I have a special place in my own heart for St. Albert, for I believe he is one of the Saints that helped lead me back home.
At that time in my life I was struggling to come back to the Church. I'd begun attending Mass (although I hadn't been to Confession in about 10 or 11 years by that point), and a church near where I was living was named after the great Saint. It was somewhat of a dissenting parish with very low attendance, but it was close, it was convenient, and there was SOMETHING that kept drawing me. Noting the name of the church, I remember praying to this Saint I'd never heard of before, asking him for his help.
I was so thirsty for God, and had hope, every time I went, that I would indeed meeet God there. Nearly every week I'd be frustrated, though; the readings were great, but the "homily" was most often given by a woman, a Director of Religious Education, while the priest sat down and listened. While I was dying to hear something about the readings of that week, to learn more about Christ and obtain some kind of balm for my aching soul, I was given lessons in social statistics and subject to all sorts of "look how great we are for feeding x statistic of people!"
I wanted to know where Jesus was in all that; after all, I HAD a background in social services and had no problem getting my hands dirty. I had grown up eating from food shelves. But what I needed desperately was to know who God was, and where I could find Our Lord.
The church wasn't well attended, as I mentioned, but there were a few neighborhood elderly who had probably lived their lives in that neighborhood and who faithfully attended Mass each week. I wondered how they had survived. Even I, an uneducated fallen-away Catholic, could see that it seemed the parish had left them behind. Their devotion was obvious, especially during the Eucharistic prayers and the Consecration, when they knelt, sometimes with great difficulty, as perfectly healthy younger people stood. I knew we should all be kneeling, although I didn't really understand why. But something prompted me to follow their devotion, and kneel when they knelt.
A couple weeks later, I noticed that another young-ish type person sitting near me was watching me when I knelt...and she knelt, too. And so did someone else. Then so did a few more. It seemed to be confirmation that indeed, we should be kneeling, and I was thankful for the dear ladies and gentlemen who had the courage to be faithful, showing the rest of us proper reverence even for mysteries we did not understand.
I didn't know what was wrong or why this church was doing things differently than everyone else.
Nor do I know exactly what St. Albert did to interceed for me, but I do know this; that church, in spite of all the dissent and liturgical abuse, in spite of the spiritual malpractice going on there, was a very important waystation in my faith.
It was there that God began to console me through certain words of certain hymns, causing a certain miracle to happen one day at the beginning of Lent; that miracle is maybe for another post. Suffice to say that I knew God had heard my sincere prayer of repentance: Lord, have mercy on me!
That year, I attended the evening service on Good Friday.
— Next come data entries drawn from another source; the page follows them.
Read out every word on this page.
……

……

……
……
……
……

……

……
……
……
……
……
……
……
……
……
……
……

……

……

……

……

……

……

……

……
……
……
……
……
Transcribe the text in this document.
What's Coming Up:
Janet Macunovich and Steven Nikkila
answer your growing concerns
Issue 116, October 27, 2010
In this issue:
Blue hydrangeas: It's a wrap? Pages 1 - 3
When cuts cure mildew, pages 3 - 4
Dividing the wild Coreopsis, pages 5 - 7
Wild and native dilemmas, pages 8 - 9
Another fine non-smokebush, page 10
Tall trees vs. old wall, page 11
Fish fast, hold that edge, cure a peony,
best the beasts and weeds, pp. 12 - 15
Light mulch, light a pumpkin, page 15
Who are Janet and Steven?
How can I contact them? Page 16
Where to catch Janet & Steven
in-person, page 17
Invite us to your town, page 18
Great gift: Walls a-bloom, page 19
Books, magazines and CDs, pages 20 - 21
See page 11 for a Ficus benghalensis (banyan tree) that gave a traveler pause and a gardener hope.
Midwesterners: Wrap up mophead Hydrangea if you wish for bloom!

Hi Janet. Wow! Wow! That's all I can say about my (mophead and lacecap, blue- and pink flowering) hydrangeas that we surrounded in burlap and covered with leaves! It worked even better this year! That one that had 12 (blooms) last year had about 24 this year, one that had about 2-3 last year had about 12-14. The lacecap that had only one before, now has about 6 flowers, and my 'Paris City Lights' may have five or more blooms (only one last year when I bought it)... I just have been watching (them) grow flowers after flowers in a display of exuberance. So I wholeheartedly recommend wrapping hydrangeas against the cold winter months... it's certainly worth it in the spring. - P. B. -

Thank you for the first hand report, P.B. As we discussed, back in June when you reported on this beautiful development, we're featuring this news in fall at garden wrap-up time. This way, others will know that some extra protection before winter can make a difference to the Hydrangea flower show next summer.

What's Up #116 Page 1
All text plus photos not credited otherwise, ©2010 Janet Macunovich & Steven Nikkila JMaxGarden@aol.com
As of that point, I still had not been to confession, still too terrified to go. But I went forward to venerate the cross, knelt down and placed my hand on the wood. Suddenly I could almost see Our Lord nailed to the wood above me, and I could almost feel his blood dripping on my head. I was certain that, had I looked upward, I would have gazed upon Him as He took his last breath. It was a profound moment as I suddenly understood that this really happened, Jesus had died for me, and yes....Jesus loved me and wanted me back.
I returned to my pew, shaken, in tears, wanting nothing more than to return to the Cross and remain there forever.
Somehow, in spite of all the craziness, in spite of my own sinful life, in spite of my fear, Jesus got through to me, perhaps through the intercession of St. Albert the Great who refused to give up on me.
I didn't know then that he was a Dominincan, or St. Thomas Aquinas's teacher. I had never heard of the Summa. But now, having returned Home, in looking back at that waystation, at the connections made for me, I'm not surprised by any of those facts. After all...St. Thomas is one of my patrons (this blog being under his direct patronage, the name chosen when I didn't know he'd penned the hymn), and of course, I am drawn to the Dominican spirituality. Even more...the thirst to know God even more, and to make Him known to others seems not to abate, even as I drink of the Living Water, and continue to kneel at Calvary every week, sometimes every day.